KILIÇDAROĞLU'NA TEPKİ: O ARAMA LÜTFUNDA BULUNMADI'
Bir an için empati yapalım. Ve Suriye'de ne işimiz var diyenlere hak verip hemen bugün son askerimize kadar oradan çıktığımızı düşünelim. Türkiye olarak yarın sabaha daha güvenli, huzurlu, güçlü bir şekilde mi uyanacağız? Rusya'sından Amerika'sına rejiminden terör örgütlerine kadar mücadele ettiğimiz herkes tüm projelerinden vazgeçip bizi mi alkışlayacak?

Milyonlarca Suriyeli güle oynaya evlerine dönüp kendilerine yeni bir gelecek mi acaba kuracaklar? Türkiye'nin etrafındaki kuşatma kalkacak herkes bize destek vermek için seferber mi olacak? Yoksa Suriye içinde tuttuğumuz sorunların peşimizden sınırlara dayandığını mı göreceğiz? Cesaretlenen terör örgütleri, rejim yeniden şehitlerimizi bombalamaya işgale mi yeltenecek? İnanın bütün bunlar olurken tabi dün gün boyu sürekli liderlerle görüşmelerimiz oldu; ana muhalefetin başı hariç. O arama lütfunda bulunmadı, neymiş ben onu arayacakmışım. Ben seni niye arayayım ya? Dünya bizi arıyor, sen de bizi arayacaksın, biz de sana her şeyi veririz. Milletimiz kendi zihninde bu meseleyi çözdüğü için mücadeleye kayıtsız şartsız destek veriyoruz. Kararlılıkla yolumuza devam edeceğiz.

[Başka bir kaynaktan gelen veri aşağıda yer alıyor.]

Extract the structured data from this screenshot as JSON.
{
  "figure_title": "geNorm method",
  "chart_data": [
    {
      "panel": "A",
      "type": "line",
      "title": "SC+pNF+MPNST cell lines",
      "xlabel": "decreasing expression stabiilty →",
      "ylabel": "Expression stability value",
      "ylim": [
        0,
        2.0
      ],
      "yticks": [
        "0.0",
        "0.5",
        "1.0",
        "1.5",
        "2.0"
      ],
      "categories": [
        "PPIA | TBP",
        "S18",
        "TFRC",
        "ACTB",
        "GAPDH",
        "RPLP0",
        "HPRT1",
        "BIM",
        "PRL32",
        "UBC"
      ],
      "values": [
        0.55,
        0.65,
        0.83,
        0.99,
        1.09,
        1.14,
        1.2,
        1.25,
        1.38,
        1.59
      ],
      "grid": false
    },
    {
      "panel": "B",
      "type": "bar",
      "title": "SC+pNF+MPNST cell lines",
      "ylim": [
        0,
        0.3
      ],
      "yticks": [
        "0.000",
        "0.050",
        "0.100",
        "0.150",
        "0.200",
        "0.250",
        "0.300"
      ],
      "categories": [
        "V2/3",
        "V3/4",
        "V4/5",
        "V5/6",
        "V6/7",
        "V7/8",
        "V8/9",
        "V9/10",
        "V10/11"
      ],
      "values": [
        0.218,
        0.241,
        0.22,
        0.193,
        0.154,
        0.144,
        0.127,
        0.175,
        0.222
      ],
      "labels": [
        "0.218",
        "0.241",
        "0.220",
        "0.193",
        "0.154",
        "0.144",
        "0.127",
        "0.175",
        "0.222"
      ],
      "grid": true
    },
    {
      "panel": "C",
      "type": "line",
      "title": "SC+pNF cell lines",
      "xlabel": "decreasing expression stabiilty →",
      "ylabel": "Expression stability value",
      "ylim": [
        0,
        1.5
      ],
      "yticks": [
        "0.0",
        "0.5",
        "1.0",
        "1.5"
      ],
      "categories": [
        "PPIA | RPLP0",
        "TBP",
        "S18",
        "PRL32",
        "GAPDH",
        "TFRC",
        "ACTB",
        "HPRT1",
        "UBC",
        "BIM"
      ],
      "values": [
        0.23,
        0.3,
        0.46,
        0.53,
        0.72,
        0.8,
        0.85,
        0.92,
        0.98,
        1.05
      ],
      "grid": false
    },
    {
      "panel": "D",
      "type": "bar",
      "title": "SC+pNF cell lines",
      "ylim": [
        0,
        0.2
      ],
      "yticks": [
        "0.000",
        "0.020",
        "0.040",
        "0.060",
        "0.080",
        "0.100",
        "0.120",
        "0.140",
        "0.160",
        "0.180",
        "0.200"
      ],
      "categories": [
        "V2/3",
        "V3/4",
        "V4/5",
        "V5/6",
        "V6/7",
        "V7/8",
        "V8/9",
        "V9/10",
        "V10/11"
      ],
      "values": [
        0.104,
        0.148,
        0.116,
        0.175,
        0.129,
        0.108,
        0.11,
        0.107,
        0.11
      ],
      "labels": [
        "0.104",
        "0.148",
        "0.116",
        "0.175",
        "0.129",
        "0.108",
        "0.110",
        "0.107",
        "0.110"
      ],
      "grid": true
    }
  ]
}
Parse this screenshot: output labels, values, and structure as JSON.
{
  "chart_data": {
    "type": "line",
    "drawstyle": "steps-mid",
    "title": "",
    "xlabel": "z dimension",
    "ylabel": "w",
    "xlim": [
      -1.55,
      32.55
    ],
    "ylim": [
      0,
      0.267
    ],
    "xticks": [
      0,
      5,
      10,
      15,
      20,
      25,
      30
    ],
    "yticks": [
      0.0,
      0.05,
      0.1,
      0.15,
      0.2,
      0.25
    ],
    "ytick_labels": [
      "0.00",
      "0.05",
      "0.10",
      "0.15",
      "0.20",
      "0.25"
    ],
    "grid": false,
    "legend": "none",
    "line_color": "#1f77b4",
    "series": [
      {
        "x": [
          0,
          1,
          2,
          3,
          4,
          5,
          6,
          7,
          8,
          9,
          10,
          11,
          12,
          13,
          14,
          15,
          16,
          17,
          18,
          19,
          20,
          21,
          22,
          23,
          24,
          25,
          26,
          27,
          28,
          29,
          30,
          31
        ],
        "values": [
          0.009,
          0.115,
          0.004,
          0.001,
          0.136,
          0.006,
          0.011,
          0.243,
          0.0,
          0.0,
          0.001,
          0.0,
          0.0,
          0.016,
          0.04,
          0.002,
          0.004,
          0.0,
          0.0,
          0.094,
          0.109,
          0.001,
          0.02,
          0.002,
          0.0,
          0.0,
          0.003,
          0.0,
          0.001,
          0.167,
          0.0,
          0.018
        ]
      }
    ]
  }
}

AVRUPA'YA REST: KAPILARI KAPATMAYACAĞIZ'
Ne dedik aylar önce "Böyle giderse kapıları açmak zorunda kalacağız" İnanmadılar. Biz dün ne yaptık? Kapıları açtık, bu sabah itibariyle 18 bin oldu. Bugün herhalde 25 bin 30 bini bulabilir. Biz bu kapıları bundan sonraki süreçte de kapatmayacağız ve bu devam edecek. Neden? AB sözünde durması lazım. Sözünü tutması lazım. Biz bu kadar mülteciyi bakmak, onları beslemek durumunda değiliz. Eğer dürüstseniz, samimiyseniz o zaman siz de buradan bir paylaşımda bulunacaksınız. Bulunmadığınız takdirde biz bu kapıları açarız.